A total of 110 million euros has been received in 2018 across the islands, of which the biggest allocation, 26,2 million euros, will go towards the acquisition and development of property for protected social rent initiatives.

Of the 26.2 million housing allocation, Ibiza will receive a total of 2.8 million euros for the fulfillment of a project to create 19 units of social housing, all of which are in Ibiza old town.

Overall Ibiza received 18% of the total income of the Balearic islands, though there is no information given to confirm whether this corresponds with the percentage of income raised by the Pitiuses.


This 18% equates to 20 million euros to be allocated thus.

  • New Portinax water treatment plant – 2.1 million euros
  • Restoration of ibiza Town cathedral windows and walls – 0.5 million euros
  • Purchase and restoration of the defense tower des Verger – 250,000 euros
  • Creation of 19 social housing units in Vila (Ibiza Old Town) – 2.8 million
  • Fulfillment of ongoing projects approved in previous years (e.g. the parts of the San Antonio paseo project that have already been approved) – 8.8 million

Ibiza Consell president Vicent Torres, has said he is “more than satisfied” by these “important” investments coming from the tourist tax.

The proposal has been approved with the abstention of the Confederation of Business Associations of the Balearic Islands (CAEB) and the vote against ARCA and the GOB.

The GOB have raised objections that, whilst urgently needed, the social housing developments are not a fair use of the tourist tax which was said to be introduced for the reversal of the ecological impact of tourism.

They also object to some budgets being for projects that are aimed at the development of additional winter tourism, stating that it is a corruption of intent that a sustainable tourist tax should be used for any project that is designed to bring more tourist to the islands.

In statements to the media, the representative of the GOB in the commission, Macià Blázquez, criticised the building of new homes. “It is not consistent that the money that is paid for this tax is dedicated to building more property”, lamented Blázquez, who also criticised the inclusion of projects to promote tourist demand in winter. “It does not stop being more demand in a territory that, to our knowledge, is already quite saturated.”

Editorial Comment:

Setting aside for one moment the issue of whether the tourist tax is a good or bad thing for the Balearic islands, there is plenty here to add strength to the arguments of those who felt the nobility of the ecological objectives delivered when the  tourist tax was introduced, would fall by the wayside as money would be diverted to whatever project took the fancy of the government.

I am sure there are arguments about balancing the load of tourism, but you have to see Blázquez’s point. It is difficult to accept a situation where a tax taken for ecological redress should be funding the promotion of more tourism, regardless of whether it is out of season. Also building new housing does not seem equitable. Does it have a social need? Most certainly. Does it have an economic need? Of course, without doubt. But ecological? That is a hard one to swallow.

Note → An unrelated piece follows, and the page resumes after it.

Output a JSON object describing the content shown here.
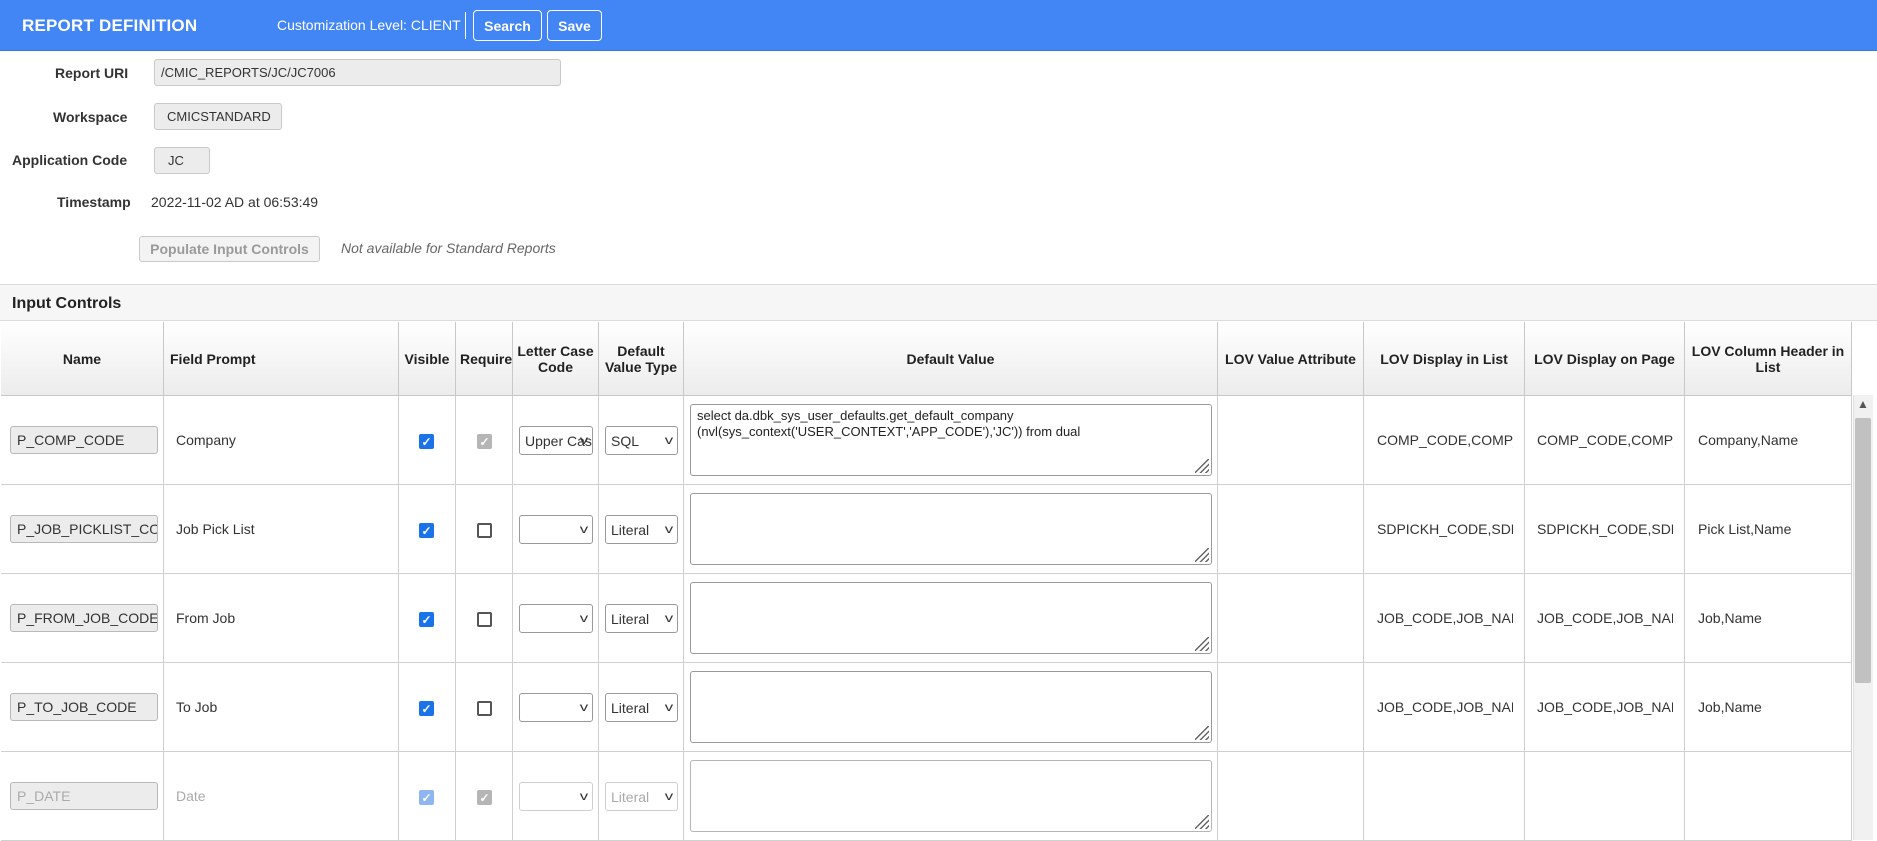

However in my opinion neither demand the same stretch of the imagination as the reasons given for funding the San Antonio Paseo extension from the ‘ecological’ tourist tax. In allocating the 20 million euros funding over 5 years under the ecological criteria of the tourist tax, the town halls of Sant Josep and Sant Antonio gave the reason that creation of the paseo would “encourage people who currently drive between the bay and san an to walk instead, thereby reducing the environmental consequences of motor traffic”. Overall I am a huge fan of the project, but come on. Did they keep a straight face when presenting that? Did anybody in the meeting object that ‘the public will never fall for that’? Do they really think we are that stupid or do we not really care?

For me, these are the things that go to make the world of politics so sleazy. Why try and con people? Why not just present it as a tax that we will spend on what the hell we want and feel we need? However much they might fall in my own view of the ecological credentials, they would more than make up for in just being honest about it.

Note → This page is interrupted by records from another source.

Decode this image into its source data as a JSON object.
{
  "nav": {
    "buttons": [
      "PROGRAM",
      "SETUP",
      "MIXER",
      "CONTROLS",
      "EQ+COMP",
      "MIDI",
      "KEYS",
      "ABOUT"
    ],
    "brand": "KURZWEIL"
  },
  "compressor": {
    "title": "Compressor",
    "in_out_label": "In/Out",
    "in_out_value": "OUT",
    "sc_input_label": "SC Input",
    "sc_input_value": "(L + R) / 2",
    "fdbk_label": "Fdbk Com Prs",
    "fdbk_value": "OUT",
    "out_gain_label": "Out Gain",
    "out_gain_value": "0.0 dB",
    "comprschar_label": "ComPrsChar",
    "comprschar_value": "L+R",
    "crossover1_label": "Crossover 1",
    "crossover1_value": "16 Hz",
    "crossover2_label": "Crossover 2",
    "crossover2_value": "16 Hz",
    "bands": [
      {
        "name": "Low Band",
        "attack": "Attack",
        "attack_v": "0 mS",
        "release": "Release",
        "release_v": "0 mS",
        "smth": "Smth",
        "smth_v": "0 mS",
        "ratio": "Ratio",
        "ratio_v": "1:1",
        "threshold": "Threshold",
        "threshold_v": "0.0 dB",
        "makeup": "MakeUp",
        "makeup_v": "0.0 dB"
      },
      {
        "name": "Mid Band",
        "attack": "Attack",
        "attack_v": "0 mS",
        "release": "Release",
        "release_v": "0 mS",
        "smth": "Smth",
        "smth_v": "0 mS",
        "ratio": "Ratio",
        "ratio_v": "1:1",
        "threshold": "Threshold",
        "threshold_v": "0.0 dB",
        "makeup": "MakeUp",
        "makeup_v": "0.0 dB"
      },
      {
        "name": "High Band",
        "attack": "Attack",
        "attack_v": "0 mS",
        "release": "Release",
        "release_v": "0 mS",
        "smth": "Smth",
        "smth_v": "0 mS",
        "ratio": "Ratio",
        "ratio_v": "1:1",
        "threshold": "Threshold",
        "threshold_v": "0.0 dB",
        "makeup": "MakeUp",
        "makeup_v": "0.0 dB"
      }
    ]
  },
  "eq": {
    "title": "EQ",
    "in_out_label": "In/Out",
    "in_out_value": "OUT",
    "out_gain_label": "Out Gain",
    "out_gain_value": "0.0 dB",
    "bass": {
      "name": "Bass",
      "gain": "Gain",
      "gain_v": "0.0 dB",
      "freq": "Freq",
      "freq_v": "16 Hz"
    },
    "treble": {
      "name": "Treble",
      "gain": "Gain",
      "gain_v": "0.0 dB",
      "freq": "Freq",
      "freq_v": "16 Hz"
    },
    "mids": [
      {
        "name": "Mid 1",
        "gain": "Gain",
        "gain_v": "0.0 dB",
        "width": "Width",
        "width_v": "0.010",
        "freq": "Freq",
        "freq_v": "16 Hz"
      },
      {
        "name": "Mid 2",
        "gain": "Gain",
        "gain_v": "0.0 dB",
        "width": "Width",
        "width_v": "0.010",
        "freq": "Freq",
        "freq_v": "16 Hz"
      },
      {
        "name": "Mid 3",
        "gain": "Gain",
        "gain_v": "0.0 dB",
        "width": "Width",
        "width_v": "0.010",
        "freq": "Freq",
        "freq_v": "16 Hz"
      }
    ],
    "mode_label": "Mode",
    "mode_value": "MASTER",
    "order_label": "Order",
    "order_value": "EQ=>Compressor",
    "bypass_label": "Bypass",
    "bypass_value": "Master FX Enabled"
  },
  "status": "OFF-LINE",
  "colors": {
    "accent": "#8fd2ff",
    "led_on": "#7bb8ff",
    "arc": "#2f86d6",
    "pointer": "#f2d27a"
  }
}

When you start to think about it other projects start to sound a bit dodgy too. The Cathedral windows? How is that required as an ecological issue due to the affect of saturation tourism, too many people looking at them?

Why don’t they just try being direct and honest for once? See how it goes.

Either it is an ecology tax, in which case it should be devoted 100% to ecological projects, or it is a ‘whatever we fancy’ fund, in which case you need to take down all of the polite notices in hotel receptions telling people that they are being asked to pay this extra amount to save cuddly bunnies and plant trees.

Mind you, this is hardly something restricted to Ibiza. How many extra million was it that would be spent on the NHS post Brexit?